With cannabis experiencing tremendous growth in overseas markets, the same cannot be said for Jamaica, which is significantly behind market leaders such as Israel, Uruguay, the United Kingdom, and the United States of America.

Pryce said Jamaica fails in this aspect due to “the absence of the enabling environment for the establishment of a profitable, legitimate cannabis-based industry, as well as the absence of a clear leader at the policy level who will take on the responsibility to detail the pathway and set objectives and measurable targets for the establishment of the enabling environment”.

In addition, people are adamant that Jamaicans should remain at the centre of the local cannabis industry. This is especially important for local business owners who face the threat of foreign investment and companies that seek to capitalise on the Jamaican brand.

But what can be done to protect local business owners?

Pryce points to Jamaica's pioneers in cannabis research, such as Drs Lockhart, Lowe, Morris, West and others who have achieved phenomenal scientific success in spite of prohibition and the risk of criminalisation and prosecution.

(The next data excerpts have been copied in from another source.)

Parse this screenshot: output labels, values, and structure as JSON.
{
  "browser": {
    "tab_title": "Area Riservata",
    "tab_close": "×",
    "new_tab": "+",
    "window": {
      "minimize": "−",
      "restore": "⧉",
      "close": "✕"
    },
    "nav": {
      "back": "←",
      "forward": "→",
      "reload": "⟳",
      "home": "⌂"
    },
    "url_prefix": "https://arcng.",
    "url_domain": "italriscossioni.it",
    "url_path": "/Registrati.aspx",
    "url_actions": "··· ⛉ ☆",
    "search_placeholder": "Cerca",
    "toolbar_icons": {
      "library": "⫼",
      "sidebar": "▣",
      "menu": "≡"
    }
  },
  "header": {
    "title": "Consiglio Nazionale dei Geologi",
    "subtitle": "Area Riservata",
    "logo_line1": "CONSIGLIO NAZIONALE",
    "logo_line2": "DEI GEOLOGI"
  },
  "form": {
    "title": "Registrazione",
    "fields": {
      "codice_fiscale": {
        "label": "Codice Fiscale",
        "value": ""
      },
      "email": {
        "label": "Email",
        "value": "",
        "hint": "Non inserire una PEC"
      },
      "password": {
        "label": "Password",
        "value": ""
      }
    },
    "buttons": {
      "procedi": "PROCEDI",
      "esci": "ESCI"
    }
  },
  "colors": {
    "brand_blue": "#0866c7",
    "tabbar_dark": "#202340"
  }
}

“Now that the opportunity exists for those barriers to innovation and scientific research and development to be lifted, an appropriate environment (or cannabis industry ecosystem) must quickly be determined to allow our scientists and entrepreneurs to do what they do best: ideate, innovate and lead the important developments within the sector,” said Pryce.

While Jamaica is experiencing a few drawbacks to establishing a booming cannabis industry, the country has come a far way. There is still further to go. What will the next five years look like for the local cannabis industry?

Cannabis was adopted for religious use in the 1930s by Leonard P Howell and other elders in the Rastafarian faith who were of the belief that this sacrament had strong Hebrew origins, and actually left the Middle East with the movement of the Dravidians into Asia.

Cannabis is often brewed into a tea and used as a tonic to treat aches and asthma. One common practice in the Jamaican household is to soak cannabis leaves or buds in white rum for use as a pain reliever, either topically or orally.

— Precianne Miller is marketing officer at Medicanja Limited.